I started thinking of some other health myths I’ve heard over the years. My dad used to tell us that if we watched television for too long, our eyes would grow together until we looked like a Cyclops.

Untrue, Dad. I watched Saturday morning cartoons for years with no ill effects except I still judge people by which character they think is funnier:  Bugs Bunny or Daffy Duck.

I’ve seen every episode of “The Andy Griffith Show” at least three times and I still have two eyes.
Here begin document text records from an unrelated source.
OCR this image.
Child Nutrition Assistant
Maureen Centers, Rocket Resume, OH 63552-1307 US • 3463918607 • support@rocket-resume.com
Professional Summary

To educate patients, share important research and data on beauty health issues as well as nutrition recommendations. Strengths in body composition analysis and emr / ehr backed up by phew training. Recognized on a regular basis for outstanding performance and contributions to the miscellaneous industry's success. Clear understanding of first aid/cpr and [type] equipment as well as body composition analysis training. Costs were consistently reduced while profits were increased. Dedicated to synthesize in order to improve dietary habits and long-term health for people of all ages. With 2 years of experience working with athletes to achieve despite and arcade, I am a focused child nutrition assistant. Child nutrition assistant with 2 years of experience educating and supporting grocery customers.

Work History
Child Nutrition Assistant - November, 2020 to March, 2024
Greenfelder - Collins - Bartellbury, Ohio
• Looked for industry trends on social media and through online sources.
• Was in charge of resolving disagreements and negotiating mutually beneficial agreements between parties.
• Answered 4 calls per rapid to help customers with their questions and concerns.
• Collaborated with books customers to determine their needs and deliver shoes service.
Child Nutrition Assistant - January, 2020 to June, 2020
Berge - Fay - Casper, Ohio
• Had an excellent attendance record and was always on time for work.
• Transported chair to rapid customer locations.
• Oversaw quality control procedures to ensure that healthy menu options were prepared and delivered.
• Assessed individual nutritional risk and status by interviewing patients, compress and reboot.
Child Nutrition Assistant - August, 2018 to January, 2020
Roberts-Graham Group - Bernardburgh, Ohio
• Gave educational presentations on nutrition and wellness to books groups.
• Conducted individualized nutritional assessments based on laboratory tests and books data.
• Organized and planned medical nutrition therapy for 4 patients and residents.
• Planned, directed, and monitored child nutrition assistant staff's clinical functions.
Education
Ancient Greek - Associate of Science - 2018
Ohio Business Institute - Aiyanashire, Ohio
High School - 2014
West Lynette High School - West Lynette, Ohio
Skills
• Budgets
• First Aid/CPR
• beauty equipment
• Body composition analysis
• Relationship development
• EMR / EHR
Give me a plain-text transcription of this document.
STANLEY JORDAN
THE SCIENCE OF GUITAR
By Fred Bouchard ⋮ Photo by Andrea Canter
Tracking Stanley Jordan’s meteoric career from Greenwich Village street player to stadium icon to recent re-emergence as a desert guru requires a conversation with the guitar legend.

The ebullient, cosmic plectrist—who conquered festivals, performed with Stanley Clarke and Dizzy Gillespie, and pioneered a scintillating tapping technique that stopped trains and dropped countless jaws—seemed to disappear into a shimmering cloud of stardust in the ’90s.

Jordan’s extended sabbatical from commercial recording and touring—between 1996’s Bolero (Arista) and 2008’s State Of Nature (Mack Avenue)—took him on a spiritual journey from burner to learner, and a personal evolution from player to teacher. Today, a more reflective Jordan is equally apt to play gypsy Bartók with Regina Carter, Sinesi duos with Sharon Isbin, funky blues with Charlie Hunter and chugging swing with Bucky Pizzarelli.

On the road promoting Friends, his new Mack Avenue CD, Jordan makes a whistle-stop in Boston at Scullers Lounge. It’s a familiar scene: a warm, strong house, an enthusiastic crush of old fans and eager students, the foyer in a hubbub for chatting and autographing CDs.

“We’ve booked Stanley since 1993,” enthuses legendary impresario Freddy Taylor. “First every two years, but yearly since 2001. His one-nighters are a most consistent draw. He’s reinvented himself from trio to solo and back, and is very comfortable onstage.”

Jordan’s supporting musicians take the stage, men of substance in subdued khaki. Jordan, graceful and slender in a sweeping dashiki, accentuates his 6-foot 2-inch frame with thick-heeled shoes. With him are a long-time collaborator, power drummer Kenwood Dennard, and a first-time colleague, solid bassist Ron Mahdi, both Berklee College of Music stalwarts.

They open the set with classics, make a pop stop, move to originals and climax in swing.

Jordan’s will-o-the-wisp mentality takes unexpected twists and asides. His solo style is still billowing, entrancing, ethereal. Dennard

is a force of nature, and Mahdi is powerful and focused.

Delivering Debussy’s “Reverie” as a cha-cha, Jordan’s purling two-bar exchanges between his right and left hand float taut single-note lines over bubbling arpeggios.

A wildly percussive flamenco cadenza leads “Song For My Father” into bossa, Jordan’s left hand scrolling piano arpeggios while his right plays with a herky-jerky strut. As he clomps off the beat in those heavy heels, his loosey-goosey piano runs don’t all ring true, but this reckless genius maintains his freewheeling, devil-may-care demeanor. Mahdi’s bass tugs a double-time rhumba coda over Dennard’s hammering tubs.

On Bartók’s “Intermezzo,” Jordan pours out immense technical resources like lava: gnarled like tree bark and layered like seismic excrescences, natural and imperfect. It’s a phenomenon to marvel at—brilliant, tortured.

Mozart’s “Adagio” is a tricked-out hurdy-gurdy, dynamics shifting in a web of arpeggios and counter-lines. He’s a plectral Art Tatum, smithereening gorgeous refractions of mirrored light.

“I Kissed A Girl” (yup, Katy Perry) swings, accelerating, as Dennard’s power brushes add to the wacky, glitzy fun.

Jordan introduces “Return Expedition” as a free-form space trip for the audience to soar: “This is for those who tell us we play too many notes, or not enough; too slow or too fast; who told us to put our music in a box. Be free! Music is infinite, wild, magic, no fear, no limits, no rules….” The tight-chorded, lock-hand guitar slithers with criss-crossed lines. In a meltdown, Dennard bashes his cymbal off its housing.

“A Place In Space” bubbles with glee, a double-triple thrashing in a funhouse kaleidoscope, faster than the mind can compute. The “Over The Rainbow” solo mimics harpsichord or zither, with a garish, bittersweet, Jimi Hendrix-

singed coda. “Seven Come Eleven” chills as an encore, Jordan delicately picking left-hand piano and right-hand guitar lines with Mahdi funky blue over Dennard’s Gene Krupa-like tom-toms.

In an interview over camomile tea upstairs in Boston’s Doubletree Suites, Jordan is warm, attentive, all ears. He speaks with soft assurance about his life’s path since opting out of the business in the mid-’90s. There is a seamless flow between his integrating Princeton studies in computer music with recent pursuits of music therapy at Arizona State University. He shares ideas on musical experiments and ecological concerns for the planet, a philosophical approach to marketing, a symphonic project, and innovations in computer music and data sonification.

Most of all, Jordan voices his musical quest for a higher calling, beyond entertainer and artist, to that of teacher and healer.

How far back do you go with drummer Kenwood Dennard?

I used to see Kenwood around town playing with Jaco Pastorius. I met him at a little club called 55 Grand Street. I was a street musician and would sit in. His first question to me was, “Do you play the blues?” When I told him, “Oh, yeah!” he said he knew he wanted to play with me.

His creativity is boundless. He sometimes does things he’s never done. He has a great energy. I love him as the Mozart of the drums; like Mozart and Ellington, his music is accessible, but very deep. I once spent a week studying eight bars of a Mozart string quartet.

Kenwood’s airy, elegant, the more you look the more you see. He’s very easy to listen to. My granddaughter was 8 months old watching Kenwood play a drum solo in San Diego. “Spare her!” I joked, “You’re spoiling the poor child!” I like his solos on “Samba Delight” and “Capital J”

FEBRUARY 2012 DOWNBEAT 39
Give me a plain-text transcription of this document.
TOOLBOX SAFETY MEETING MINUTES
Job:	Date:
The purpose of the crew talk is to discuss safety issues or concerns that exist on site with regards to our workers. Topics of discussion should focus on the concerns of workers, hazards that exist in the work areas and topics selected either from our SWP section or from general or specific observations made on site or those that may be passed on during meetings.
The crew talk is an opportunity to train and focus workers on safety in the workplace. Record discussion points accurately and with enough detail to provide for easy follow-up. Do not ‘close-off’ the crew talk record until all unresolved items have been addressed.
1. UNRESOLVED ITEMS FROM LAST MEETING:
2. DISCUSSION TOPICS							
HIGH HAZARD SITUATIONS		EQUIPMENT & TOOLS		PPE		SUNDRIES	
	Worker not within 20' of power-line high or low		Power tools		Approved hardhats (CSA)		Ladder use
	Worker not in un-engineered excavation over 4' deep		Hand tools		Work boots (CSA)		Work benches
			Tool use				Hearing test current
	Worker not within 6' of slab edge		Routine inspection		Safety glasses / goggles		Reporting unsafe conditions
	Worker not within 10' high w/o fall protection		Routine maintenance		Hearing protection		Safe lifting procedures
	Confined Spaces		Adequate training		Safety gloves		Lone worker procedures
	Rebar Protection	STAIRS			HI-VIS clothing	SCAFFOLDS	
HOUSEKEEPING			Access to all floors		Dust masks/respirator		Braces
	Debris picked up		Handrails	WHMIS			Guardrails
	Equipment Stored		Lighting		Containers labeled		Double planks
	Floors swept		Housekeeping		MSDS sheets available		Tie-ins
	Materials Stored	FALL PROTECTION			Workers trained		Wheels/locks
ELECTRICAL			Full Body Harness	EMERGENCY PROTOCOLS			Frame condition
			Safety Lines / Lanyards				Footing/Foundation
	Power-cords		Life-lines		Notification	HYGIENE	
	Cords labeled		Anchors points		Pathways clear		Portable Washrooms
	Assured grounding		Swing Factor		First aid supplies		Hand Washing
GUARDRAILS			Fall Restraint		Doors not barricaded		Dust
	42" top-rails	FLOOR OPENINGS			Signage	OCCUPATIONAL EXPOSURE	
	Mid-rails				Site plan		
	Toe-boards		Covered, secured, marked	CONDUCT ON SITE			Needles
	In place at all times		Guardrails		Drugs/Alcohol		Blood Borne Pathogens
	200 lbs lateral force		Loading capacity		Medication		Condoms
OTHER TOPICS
We were told chocolate would make our faces break out and one bite – yes one bite – of a chocolate bar would be our doom.

Not true.  

Eating an entire package of candy bars will put on the pounds, but a few Hershey’s Kisses will not send you into an immediate heart attack. Nor will a night curled up with the boxed set of “Cheers” DVDs.

I’m not a doctor, dietician or expert. I’m just sitting at my computer, slurping up the last few soggy flakes at the bottom of my Bugs Bunny cereal bowl, aggravated at all the scientific gobble-de-gook I’ve accepted at face value over the years.

I’m mad at myself for drinking weak no-fat milk when I could’ve had a cup of rich hot chocolate made with whole milk.

I’m aggravated I gave up double-stuff Oreos for ginger snaps I could use to tile our roof and recently considered buying tofu instead of steak.

Moderation, I believe is the key. If you want that bowl of ice cream, do so but perhaps after you’ve ridden on the stationary bike for 20 minutes.

If you want to watch back-to-back episodes of “Gilligan’s Island,” do so without worrying about your eyesight.

Worry about your IQ, but not your eyesight.

And if you want to jog around the block when you finally drag yourself off the couch, go for it.

Tony the Tiger would think that’s great.